Le Phallus et le Néant. Tout est dans le titre du film, sorti le 16 janvier 2019, de la documentariste Sophie Robert, déjà auteure d’un long-métrage, Le Mur, dénonçant le rôle de la psychanalyse dans la prise en charge de l’autisme. Dans sa nouvelle production, elle donne la parole à 18 praticiens et s’attaque cette fois au fondement même de l’approche freudo-lacanienne, reposant sur une théorie sexuelle qui fait toujours école aujourd’hui et lui semble contestable, voire responsable de dérives thérapeutiques. En ligne de mire : l’obsession désespérée des femmes pour le phallus qu’elles n’auront jamais. Objections de Samuel Lepastier, psychiatre, membre titulaire de la Société psychanalytique de Paris et chercheur associé à l’Institut des Sciences de la communication (CNRS-Sorbonne Université), qui a accepté de débattre avec elle pour Le Cercle Psy.
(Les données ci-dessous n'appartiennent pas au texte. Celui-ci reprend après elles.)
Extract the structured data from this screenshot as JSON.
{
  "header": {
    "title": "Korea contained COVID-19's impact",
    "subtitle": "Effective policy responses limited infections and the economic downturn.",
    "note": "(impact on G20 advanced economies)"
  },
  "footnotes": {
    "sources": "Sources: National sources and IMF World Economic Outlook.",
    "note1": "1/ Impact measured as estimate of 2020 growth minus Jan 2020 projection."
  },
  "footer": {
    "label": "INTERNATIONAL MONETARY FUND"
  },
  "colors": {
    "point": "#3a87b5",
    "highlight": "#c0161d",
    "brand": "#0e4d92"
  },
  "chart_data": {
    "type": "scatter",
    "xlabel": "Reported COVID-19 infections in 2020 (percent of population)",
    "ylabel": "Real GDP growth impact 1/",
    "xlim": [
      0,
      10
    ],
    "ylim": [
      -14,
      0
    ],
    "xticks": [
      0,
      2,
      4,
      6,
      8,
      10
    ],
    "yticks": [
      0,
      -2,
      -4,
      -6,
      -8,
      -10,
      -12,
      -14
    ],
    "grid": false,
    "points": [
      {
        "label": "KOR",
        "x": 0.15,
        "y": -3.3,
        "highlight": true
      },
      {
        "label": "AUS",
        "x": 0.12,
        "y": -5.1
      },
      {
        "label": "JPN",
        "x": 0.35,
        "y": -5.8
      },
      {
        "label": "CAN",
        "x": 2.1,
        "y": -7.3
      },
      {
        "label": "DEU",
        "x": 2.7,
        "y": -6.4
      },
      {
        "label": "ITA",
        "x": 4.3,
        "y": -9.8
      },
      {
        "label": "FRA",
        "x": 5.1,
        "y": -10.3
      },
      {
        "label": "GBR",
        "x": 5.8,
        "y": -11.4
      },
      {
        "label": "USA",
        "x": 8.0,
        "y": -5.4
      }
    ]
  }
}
La théorie sexuelle de Freud est toujours présentée comme inséparable de la démarche psychanalytique. Serait-ce un dogme immuable ?
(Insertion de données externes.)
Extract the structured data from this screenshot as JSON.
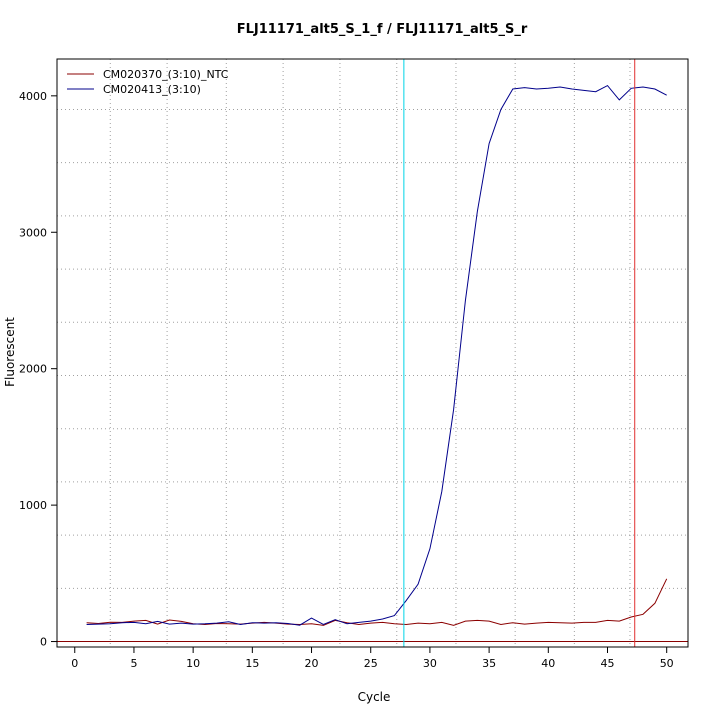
{
  "chart_data": {
    "type": "line",
    "title": "FLJ11171_alt5_S_1_f / FLJ11171_alt5_S_r",
    "xlabel": "Cycle",
    "ylabel": "Fluorescent",
    "xlim": [
      -1.5,
      51.8
    ],
    "ylim": [
      -40,
      4270
    ],
    "x_ticks": [
      0,
      5,
      10,
      15,
      20,
      25,
      30,
      35,
      40,
      45,
      50
    ],
    "y_ticks": [
      0,
      1000,
      2000,
      3000,
      4000
    ],
    "x_grid": [
      3,
      7.8,
      12.8,
      17.6,
      22.4,
      27.2,
      32.2,
      37.2,
      42.2,
      46.9
    ],
    "y_grid": [
      390,
      780,
      1170,
      1560,
      1950,
      2340,
      2730,
      3120,
      3510,
      3900
    ],
    "grid": true,
    "legend_position": "top-left",
    "colors": {
      "ntc": "#8b0000",
      "sample": "#00008b",
      "threshold": "#8b0000",
      "vline_cyan": "#00d4e6",
      "vline_red": "#e03030",
      "grid": "#a0a0a0"
    },
    "hline_y": 0,
    "vlines": [
      27.8,
      47.3
    ],
    "x": [
      1,
      2,
      3,
      4,
      5,
      6,
      7,
      8,
      9,
      10,
      11,
      12,
      13,
      14,
      15,
      16,
      17,
      18,
      19,
      20,
      21,
      22,
      23,
      24,
      25,
      26,
      27,
      28,
      29,
      30,
      31,
      32,
      33,
      34,
      35,
      36,
      37,
      38,
      39,
      40,
      41,
      42,
      43,
      44,
      45,
      46,
      47,
      48,
      49,
      50
    ],
    "series": [
      {
        "name": "CM020370_(3:10)_NTC",
        "color": "#8b0000",
        "values": [
          138,
          132,
          142,
          140,
          150,
          155,
          128,
          158,
          148,
          130,
          125,
          132,
          130,
          128,
          135,
          140,
          135,
          128,
          125,
          130,
          118,
          155,
          138,
          125,
          135,
          140,
          130,
          125,
          135,
          130,
          140,
          118,
          150,
          155,
          150,
          125,
          138,
          128,
          135,
          140,
          138,
          135,
          140,
          140,
          155,
          150,
          180,
          200,
          280,
          460
        ]
      },
      {
        "name": "CM020413_(3:10)",
        "color": "#00008b",
        "values": [
          125,
          128,
          130,
          138,
          140,
          130,
          148,
          128,
          135,
          128,
          130,
          135,
          145,
          125,
          138,
          135,
          138,
          132,
          120,
          172,
          125,
          160,
          130,
          140,
          150,
          165,
          190,
          300,
          420,
          680,
          1100,
          1700,
          2500,
          3150,
          3650,
          3900,
          4050,
          4060,
          4050,
          4055,
          4065,
          4050,
          4040,
          4030,
          4075,
          3970,
          4055,
          4065,
          4050,
          4005
        ]
      }
    ]
  }
}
Sophie Robert : Plus jeune, je rêvais de devenir psychanalyste. Je me suis passionnée pour cette pratique, j’ai beaucoup lu, découvert certains concepts déroutants que je pensais datés, et j’ai donc enquêté pour recueillir l’avis des praticiens d’aujourd’hui. Certains m’ont confié leur inquiétude concernant l’impossibilité de s’écarter des dogmes de la théorie sexuelle de Freud, au risque de se voir ostraciser par leurs confrères et leur institution de référence. C’est ce qui m’a poussée à interroger de nombreux autres psychanalystes. J’ai constaté la prégnance de cette théorie qui, chez eux, n’a pas pris une ride, malgré les évolutions de la société. Ils semblent plaquer un schéma de pensée unique impliquant une dévalorisation systématique de la sexualité féminine, et du sexe féminin en particulier.
Samuel Lepastier : La pratique psychanalytique ne s’appuie pas sur un dogme mais sur la clinique. Nous sommes là pour écouter sans juger, dans un état « d’attention également soutenue », ce que dit le patient, c’est-à-dire tout ce qui lui passe par la tête. Nous observons parfois une interruption dans le flux, des perturbations, des mots inattendus, des silences indicateurs d’un problème psychologique sous-jacents qui, généralement, renvoient à des événements, des pratiques fixées à certains stades du développement marqué par la sexualité infantile. On ne fait donc que du sur-mesure. Par ailleurs, Freud a connu des contradicteurs qui se sont opposés à certains points de sa théorie sexuelle, comme Ernest Jones en Grande Bretagne, ou Monique Schneider et Janine Chasseguet-Smirgel, en France, et qui ont occupé des positions influentes. La psychanalyse n’est pas une secte et permet la controverse.